In this video, we meet Mara’s chickens and learn how chickens naturally lay eggs seasonally.
Chances are you haven’t spent much time thinking about chicken digestive tracts. This is normal. Here at George Washington’s Ferry Farm, however, the topic actually comes up from time to time. More than once we archaeologists have found ceramic artifacts that have been rounded in an odd fashion, as if tumbled in a river for many years. What accounts for this phenomenon? The answer lies – or roosts, rather – in the coop.
Have you ever given thought to how birds eat? How they chew food and digest whole seeds without any teeth? A bird chews its food, but not with its mouth. Most birds use gizzards that essentially act as second stomachs. Almost pure muscle with a strong lining, the gizzard mashes up food to make its nutrients absorbable by the intestines. A bird ingests rocks and grit to help the gizzard grind tough foods like seeds and plant material. These rocks are not passed through the bird but remain inside its gizzard until they are completely ground up or the bird dies. Subsequently, these rocks sometimes take on a rounded, polished look because the gizzard is essentially a tiny rock tumbler.

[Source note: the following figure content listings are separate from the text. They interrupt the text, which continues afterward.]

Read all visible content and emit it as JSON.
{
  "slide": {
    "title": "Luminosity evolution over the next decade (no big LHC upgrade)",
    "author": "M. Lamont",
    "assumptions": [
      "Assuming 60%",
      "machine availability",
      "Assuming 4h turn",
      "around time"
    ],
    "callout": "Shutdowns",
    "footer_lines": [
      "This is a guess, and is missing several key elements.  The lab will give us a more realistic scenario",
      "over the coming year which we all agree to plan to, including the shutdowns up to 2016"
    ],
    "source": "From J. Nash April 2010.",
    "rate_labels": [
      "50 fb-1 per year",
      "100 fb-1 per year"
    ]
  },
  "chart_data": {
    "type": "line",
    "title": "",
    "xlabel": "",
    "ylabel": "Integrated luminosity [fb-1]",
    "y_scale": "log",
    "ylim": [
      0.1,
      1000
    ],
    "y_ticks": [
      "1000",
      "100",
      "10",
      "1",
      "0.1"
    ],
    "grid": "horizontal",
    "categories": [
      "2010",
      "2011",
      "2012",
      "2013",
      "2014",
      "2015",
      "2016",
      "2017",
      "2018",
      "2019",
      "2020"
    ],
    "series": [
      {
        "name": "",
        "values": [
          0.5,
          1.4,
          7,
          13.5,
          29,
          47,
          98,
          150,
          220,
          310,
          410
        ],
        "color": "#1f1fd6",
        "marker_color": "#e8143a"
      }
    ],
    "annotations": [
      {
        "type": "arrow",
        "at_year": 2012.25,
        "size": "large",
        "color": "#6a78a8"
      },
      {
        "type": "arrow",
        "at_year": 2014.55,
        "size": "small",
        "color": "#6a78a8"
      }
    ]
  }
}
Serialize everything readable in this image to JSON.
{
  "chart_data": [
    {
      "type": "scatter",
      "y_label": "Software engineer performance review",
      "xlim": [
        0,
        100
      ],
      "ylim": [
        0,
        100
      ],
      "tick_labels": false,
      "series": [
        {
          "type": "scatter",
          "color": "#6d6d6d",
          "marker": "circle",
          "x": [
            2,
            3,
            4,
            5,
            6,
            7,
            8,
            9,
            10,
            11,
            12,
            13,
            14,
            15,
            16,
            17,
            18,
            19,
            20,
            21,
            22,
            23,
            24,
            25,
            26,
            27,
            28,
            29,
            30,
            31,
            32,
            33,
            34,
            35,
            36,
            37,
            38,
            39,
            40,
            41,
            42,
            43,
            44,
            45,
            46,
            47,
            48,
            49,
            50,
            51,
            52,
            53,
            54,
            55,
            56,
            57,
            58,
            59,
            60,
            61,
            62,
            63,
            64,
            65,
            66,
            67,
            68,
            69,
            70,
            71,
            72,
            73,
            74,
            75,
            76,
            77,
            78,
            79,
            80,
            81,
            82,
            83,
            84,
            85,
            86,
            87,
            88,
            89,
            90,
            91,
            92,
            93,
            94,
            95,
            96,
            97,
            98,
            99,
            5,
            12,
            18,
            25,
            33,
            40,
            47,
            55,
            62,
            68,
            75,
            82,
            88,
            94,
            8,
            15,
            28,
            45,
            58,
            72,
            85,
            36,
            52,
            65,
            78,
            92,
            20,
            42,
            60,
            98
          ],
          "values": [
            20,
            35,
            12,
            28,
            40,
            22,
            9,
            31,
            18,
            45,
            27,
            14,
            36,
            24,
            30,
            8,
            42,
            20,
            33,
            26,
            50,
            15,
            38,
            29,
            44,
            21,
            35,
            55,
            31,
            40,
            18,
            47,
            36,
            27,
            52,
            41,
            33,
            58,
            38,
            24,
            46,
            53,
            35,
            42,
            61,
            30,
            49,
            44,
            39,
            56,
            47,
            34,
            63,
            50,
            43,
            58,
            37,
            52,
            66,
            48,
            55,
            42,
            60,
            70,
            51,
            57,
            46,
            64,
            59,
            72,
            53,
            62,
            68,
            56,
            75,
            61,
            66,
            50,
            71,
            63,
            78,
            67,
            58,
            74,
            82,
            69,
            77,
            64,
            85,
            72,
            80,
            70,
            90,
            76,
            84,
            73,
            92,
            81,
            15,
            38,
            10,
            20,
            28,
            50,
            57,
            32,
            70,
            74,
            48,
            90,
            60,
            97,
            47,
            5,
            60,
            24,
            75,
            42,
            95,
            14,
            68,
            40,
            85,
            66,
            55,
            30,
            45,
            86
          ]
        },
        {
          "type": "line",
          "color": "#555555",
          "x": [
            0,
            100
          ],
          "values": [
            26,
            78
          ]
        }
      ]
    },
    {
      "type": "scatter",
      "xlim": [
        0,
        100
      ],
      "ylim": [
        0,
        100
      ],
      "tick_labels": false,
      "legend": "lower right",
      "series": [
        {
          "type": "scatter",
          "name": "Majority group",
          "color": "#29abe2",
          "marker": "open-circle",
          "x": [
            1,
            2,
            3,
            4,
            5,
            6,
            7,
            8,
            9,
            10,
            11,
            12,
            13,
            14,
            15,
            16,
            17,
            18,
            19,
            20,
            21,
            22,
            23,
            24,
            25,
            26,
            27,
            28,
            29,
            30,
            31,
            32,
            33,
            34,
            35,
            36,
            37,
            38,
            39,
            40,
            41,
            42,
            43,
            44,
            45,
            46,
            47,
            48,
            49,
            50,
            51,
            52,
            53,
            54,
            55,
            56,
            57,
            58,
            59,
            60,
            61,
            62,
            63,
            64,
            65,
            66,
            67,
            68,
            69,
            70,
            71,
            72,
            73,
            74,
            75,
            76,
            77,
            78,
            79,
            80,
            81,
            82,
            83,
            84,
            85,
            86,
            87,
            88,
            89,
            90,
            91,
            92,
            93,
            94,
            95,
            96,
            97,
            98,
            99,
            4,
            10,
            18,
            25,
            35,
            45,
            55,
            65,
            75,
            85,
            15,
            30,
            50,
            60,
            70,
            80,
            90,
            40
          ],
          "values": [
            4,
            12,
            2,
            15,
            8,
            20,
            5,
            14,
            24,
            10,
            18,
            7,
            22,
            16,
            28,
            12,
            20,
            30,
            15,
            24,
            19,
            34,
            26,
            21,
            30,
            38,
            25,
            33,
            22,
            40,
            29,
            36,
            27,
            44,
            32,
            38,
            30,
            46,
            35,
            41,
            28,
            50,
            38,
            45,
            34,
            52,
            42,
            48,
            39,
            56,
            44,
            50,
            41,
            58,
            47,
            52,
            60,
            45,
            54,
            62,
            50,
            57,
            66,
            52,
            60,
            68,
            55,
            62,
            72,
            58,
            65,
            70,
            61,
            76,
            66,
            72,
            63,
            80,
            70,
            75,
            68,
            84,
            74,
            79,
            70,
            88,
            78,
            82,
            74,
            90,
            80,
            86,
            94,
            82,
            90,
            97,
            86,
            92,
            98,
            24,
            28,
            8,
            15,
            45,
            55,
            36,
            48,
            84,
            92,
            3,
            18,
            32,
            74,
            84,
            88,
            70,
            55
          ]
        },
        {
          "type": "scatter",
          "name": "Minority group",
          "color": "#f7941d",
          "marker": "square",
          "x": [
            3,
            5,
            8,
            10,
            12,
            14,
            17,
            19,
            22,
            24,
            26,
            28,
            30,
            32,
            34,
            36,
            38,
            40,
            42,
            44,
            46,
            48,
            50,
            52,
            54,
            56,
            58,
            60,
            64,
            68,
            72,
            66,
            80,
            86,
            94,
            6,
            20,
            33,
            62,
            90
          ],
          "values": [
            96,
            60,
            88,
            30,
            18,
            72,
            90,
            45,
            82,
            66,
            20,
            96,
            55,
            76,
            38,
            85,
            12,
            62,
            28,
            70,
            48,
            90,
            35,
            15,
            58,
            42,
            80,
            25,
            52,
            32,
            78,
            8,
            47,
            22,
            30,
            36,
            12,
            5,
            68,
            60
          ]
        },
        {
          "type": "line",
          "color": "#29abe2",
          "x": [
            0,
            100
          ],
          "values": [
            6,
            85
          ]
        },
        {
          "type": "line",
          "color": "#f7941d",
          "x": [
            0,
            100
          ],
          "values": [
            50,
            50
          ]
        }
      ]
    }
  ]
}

How does all this relate to archaeology? Simply put, a bird cannot differentiate between a rock and an artifact. The free-range chickens, turkeys, and geese that live with humans gobble up anything that is about the right size for their gizzard, whether rocks, glass, ceramics, or even plastic and metal (The plastic and metal is probably not all that good for them). When a bird is butchered, the gizzard stones – known as ‘gastroliths’ to archaeologists – are released, buried, and excavated to confuse some poor archaeologist hundreds of years later. This is exactly what happened at Ferry Farm. At least one Ferry Farm bird had expensive taste and swallowed porcelain. Some ceramic gastroliths excavated by our archaeologists were in a gizzard so long that the glaze wore off entirely and was ingested. Eighteenth century ceramic glazes contained lead, and this ultimately would have been passed on to the humans who ate the unlucky fowl.
In addition to being an archaeologist, I also keep birds on a small farm. After butchering a few chickens and a turkey, I notice that the size of the gizzard stones reflected the size of the bird. A turkey is capable of ingesting much larger objects as gastroliths than chickens. This was such an exciting revelation that I saved some stones recovered from the turkey gizzard and analyzed them. Archaeologists are an odd bunch! The stones were partially rounded and, in addition to rock, the turkey had eaten chucks of concrete and even a bone.
Given the size of the ceramic gizzard stones excavated at Ferry Farm, we can deduce that the birds which ate them were probably large domestics such as turkeys or geese. So we not only learned why the chicken ate the artifact but that it probably wasn’t even a chicken at all. This helps to us to understand what kinds of livestock the Washington family kept at Ferry Farm. Who knew you could learn so much from a beat up piece of pottery in a gizzard?